The method comprises the steps that a file to be written is divided into a plurality of objects to be written, the objects to be written are stored in object placing groups respectively, and then corresponding small block writing operation is constructed on the basis of the objects to be written and the object placing groups; submitting the small block writing operation to a log file system through a log queue, writing the small block writing operation into a hash-based multi-linked list data structure through the log file system so as to merge the small block writing operation to obtain a large block sequential writing operation, and flushing the large block sequential writing operation to a write-back queue; and writing the large block sequential write operation in the write-back queue back to a back-end file system for storage. Therefore, the small block writing operation is combined into the large block sequential writing operation by utilizing the Hash multi-linked list data structure, the small block writing operation of the lower brushing is changed into the large block sequential writing operation of the lower brushing so as to accelerate log storage, and the storage performance is improved.
Further, an electronic device is provided in the embodiments of the present application, and fig. 8 is a block diagram of an electronic device 20 according to an exemplary embodiment, which should not be construed as limiting the scope of the application.
Fig. 8 is a schematic structural diagram of an electronic device 20 according to an embodiment of the present disclosure. The electronic device 20 may specifically include: at least one processor 21, at least one memory 22, a power supply 23, an input output interface 24, a communication interface 25, and a communication bus 26. Wherein the memory 22 is used for storing a computer program, and the computer program is loaded and executed by the processor 21 to implement the relevant steps of the log storage acceleration method disclosed in any of the foregoing embodiments.
In this embodiment, the power supply 23 is configured to provide a working voltage for each hardware device on the electronic device 20; the communication interface 25 can create a data transmission channel between the electronic device 20 and an external device, and a communication protocol followed by the communication interface is any communication protocol applicable to the technical solution of the present application, and is not specifically limited herein; the input/output interface 24 is configured to obtain external input data or output data to the outside, and a specific interface type thereof may be selected according to specific application requirements, which is not specifically limited herein.

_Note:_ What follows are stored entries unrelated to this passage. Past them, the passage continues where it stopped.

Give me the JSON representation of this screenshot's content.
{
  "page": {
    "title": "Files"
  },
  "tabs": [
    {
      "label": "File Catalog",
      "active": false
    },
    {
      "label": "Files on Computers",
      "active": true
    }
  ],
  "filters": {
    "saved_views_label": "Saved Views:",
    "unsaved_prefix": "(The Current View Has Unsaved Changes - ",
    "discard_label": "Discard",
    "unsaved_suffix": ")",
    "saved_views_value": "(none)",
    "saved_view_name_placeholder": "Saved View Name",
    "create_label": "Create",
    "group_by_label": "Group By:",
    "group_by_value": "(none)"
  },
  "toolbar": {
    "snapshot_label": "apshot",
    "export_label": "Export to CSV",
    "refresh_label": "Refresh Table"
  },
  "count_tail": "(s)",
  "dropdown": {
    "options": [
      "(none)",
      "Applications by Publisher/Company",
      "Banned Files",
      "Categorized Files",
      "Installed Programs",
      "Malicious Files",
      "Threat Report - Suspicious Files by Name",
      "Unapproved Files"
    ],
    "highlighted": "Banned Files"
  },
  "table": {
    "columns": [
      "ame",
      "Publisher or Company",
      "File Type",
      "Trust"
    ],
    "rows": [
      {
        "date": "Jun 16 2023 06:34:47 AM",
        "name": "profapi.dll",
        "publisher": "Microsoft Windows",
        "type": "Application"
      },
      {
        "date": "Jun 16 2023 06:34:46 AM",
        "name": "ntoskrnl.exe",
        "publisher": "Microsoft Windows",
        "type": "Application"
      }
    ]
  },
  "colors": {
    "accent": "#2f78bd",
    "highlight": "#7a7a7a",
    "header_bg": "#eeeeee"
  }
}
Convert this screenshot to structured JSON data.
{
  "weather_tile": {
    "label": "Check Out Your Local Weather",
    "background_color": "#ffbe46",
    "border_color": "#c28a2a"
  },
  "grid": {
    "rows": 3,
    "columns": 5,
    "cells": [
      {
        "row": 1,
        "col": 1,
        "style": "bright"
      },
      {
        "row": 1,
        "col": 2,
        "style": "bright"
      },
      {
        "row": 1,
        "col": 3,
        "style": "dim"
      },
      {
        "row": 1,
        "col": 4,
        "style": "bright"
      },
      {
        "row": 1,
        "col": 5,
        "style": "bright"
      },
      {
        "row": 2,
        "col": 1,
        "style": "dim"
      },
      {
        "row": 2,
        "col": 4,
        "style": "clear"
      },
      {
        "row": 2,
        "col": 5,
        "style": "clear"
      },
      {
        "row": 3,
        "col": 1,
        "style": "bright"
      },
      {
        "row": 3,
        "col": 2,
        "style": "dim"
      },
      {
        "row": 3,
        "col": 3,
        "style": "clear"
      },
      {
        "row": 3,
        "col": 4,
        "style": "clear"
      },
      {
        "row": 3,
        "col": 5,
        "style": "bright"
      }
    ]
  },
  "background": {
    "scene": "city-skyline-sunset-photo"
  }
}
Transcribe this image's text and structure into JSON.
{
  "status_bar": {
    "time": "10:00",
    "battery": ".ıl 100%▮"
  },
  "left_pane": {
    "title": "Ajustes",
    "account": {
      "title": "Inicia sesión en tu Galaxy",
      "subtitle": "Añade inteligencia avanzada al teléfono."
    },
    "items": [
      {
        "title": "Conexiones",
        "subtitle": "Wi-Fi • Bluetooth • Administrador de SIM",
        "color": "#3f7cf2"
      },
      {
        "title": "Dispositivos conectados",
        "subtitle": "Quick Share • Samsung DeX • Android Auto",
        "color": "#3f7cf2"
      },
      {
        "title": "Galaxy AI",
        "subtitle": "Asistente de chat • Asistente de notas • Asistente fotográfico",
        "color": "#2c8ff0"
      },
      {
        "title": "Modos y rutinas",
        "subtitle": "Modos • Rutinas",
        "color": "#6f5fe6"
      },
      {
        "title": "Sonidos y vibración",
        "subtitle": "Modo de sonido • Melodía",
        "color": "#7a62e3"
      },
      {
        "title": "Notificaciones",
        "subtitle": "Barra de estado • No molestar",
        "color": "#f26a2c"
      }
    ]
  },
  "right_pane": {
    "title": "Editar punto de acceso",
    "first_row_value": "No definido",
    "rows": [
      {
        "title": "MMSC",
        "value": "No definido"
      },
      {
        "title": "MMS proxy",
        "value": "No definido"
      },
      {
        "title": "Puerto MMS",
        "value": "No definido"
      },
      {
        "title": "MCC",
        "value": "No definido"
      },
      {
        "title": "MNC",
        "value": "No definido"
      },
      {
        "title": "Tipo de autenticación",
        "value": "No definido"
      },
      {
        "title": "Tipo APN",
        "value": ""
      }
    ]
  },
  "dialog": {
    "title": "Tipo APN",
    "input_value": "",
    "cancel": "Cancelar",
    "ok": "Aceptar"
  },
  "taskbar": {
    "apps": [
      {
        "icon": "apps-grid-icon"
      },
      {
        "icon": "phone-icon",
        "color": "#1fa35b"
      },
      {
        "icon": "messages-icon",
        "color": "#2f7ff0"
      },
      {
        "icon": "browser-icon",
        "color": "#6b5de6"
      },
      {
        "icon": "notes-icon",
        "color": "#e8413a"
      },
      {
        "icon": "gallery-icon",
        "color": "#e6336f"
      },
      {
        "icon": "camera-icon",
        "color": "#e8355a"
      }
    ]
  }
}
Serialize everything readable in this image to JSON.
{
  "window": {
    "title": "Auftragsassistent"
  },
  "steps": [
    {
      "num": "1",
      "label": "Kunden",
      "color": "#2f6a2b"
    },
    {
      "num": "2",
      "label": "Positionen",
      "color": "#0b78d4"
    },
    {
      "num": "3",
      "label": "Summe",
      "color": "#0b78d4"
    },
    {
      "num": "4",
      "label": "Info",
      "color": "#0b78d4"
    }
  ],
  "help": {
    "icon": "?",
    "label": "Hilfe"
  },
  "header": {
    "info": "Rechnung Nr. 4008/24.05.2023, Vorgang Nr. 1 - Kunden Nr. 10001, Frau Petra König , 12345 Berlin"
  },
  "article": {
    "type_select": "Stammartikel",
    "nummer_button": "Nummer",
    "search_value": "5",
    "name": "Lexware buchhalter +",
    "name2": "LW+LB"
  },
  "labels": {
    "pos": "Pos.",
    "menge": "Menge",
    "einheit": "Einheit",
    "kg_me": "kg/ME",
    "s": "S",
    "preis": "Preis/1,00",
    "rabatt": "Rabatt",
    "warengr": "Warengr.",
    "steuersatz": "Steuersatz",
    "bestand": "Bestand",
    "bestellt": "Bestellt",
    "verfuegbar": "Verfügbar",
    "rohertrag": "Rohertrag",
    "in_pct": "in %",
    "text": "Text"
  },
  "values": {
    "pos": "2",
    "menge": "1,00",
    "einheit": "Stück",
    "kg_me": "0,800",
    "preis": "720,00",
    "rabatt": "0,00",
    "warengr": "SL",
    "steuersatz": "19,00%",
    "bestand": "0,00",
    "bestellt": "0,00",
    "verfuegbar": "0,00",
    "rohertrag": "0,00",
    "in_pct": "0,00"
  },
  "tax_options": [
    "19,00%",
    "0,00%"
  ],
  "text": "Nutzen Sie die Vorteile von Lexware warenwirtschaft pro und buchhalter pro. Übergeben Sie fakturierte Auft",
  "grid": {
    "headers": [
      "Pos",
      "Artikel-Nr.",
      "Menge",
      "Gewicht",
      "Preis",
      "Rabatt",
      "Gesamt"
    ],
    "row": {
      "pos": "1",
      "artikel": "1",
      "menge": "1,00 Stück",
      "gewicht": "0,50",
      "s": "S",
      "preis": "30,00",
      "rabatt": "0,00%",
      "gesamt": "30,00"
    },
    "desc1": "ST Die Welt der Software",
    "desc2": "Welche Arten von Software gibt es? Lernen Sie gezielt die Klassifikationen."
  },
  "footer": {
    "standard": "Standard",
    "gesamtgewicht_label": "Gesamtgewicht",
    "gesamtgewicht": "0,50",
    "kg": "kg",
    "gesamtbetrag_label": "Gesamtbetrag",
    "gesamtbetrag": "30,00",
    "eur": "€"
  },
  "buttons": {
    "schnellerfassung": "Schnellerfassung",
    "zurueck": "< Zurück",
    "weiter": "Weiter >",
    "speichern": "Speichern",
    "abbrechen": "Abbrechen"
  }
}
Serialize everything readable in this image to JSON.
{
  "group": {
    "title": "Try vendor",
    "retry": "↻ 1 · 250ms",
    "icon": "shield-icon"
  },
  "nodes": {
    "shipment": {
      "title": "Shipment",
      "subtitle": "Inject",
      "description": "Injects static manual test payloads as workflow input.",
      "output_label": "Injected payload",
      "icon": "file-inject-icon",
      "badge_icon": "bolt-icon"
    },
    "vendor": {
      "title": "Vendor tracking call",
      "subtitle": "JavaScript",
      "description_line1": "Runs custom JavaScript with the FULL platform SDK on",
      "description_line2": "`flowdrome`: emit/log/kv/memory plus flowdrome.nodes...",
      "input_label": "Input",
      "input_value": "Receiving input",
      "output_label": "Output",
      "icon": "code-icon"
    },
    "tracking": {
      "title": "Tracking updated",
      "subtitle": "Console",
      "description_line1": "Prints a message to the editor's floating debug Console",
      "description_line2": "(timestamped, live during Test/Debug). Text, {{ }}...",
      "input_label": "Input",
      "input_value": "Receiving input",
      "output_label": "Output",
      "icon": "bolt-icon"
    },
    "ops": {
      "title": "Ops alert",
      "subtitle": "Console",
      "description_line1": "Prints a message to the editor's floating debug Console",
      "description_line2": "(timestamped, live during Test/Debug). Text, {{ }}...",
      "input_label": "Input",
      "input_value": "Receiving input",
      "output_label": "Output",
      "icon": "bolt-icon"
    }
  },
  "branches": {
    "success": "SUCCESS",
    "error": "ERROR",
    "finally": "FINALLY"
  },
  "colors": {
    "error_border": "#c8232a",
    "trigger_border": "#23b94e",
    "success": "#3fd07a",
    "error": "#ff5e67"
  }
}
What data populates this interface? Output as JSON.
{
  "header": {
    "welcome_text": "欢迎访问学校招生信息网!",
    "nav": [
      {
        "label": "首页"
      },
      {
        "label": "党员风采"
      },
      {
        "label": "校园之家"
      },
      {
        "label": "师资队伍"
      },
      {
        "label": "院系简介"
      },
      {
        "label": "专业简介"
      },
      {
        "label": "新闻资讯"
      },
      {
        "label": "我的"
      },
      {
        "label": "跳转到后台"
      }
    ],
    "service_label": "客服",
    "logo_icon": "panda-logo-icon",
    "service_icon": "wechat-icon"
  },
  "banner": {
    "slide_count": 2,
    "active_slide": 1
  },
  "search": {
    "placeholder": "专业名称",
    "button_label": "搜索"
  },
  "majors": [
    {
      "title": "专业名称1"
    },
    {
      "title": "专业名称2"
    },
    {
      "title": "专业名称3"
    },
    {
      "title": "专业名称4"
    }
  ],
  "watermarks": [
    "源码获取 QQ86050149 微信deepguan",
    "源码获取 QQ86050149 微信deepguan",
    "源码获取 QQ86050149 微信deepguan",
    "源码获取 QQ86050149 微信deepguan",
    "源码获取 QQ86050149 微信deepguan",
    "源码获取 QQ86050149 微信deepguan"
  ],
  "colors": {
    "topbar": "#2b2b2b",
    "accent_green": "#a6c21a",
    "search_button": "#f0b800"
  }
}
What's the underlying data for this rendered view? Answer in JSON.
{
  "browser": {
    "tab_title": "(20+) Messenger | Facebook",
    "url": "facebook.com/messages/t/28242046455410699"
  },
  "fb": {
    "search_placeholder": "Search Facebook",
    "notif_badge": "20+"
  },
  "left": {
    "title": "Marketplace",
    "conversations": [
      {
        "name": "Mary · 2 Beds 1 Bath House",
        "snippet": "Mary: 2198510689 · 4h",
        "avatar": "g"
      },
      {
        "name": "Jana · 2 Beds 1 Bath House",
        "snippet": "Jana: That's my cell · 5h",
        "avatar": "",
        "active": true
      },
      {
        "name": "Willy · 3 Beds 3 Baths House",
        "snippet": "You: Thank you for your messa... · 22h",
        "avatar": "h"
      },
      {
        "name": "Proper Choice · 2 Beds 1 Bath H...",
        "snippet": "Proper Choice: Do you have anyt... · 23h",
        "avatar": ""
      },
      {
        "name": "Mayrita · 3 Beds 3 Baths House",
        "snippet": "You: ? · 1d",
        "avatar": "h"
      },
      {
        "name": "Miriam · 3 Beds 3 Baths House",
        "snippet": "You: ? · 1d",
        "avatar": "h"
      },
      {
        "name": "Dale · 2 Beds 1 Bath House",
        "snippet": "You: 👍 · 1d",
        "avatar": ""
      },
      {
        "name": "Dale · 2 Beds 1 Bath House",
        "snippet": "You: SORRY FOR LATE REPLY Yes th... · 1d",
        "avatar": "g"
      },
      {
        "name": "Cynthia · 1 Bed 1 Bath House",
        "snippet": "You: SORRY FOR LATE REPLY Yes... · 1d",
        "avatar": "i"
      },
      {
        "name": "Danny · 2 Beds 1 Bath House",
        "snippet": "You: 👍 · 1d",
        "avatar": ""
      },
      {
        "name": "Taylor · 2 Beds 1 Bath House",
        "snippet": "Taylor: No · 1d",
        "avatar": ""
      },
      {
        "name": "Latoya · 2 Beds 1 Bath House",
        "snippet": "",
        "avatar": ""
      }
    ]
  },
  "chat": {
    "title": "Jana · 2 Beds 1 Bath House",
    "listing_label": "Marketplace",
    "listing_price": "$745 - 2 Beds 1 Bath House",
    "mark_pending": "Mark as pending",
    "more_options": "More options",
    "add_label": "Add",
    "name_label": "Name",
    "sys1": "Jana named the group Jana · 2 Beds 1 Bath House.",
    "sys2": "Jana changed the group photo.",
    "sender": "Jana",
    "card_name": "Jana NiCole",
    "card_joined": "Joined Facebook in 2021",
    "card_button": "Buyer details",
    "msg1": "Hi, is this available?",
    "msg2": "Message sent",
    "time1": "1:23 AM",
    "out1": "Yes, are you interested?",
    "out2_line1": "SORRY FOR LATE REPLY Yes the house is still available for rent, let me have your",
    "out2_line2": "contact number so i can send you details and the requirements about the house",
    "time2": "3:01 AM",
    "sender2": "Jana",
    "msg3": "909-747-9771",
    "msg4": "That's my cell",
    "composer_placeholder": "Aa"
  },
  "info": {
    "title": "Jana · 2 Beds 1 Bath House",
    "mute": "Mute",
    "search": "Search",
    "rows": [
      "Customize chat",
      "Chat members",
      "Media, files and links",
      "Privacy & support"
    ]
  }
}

In addition, the storage 22 is used as a carrier for resource storage, and may be a read-only memory, a random access memory, a magnetic disk or an optical disk, and the storage 22 is used as a non-volatile storage that may include a random access memory as a running memory and a storage purpose for an external memory, and the storage resources on the storage include an operating system 221, a computer program 222, and the like, and the storage manner may be a transient storage or a permanent storage.
The operating system 221 is used for managing and controlling each hardware device and the computer program 222 on the electronic device 20 on the source host, and the operating system 221 may be Windows, Unix, Linux, or the like. The computer program 222 may further include a computer program that can be used to perform other specific tasks in addition to the computer program that can be used to perform the log storage acceleration method performed by the electronic device 20 disclosed in any of the foregoing embodiments.
In this embodiment, the input/output interface 24 may specifically include, but is not limited to, a USB interface, a hard disk reading interface, a serial interface, a voice input interface, a fingerprint input interface, and the like.
Further, the embodiment of the application also discloses a computer readable storage medium for storing a computer program; wherein the computer program when executed by a processor implements the log storage acceleration method disclosed above.
For the specific steps of the method, reference may be made to the corresponding contents disclosed in the foregoing embodiments, and details are not repeated here
A computer-readable storage medium as referred to herein includes a Random Access Memory (RAM), a Memory, a Read-Only Memory (ROM), an electrically programmable ROM, an electrically erasable programmable ROM, a register, a hard disk, a magnetic or optical disk, or any other form of storage medium known in the art. Wherein the computer program when executed by a processor implements the aforementioned log storage acceleration method. For the specific steps of the method, reference may be made to the corresponding contents disclosed in the foregoing embodiments, which are not described herein again.
The embodiments are described in a progressive manner, each embodiment focuses on differences from other embodiments, and the same or similar parts among the embodiments are referred to each other. The device disclosed by the embodiment corresponds to the log storage acceleration method disclosed by the embodiment, so that the description is simple, and the relevant points can be referred to the description of the method part.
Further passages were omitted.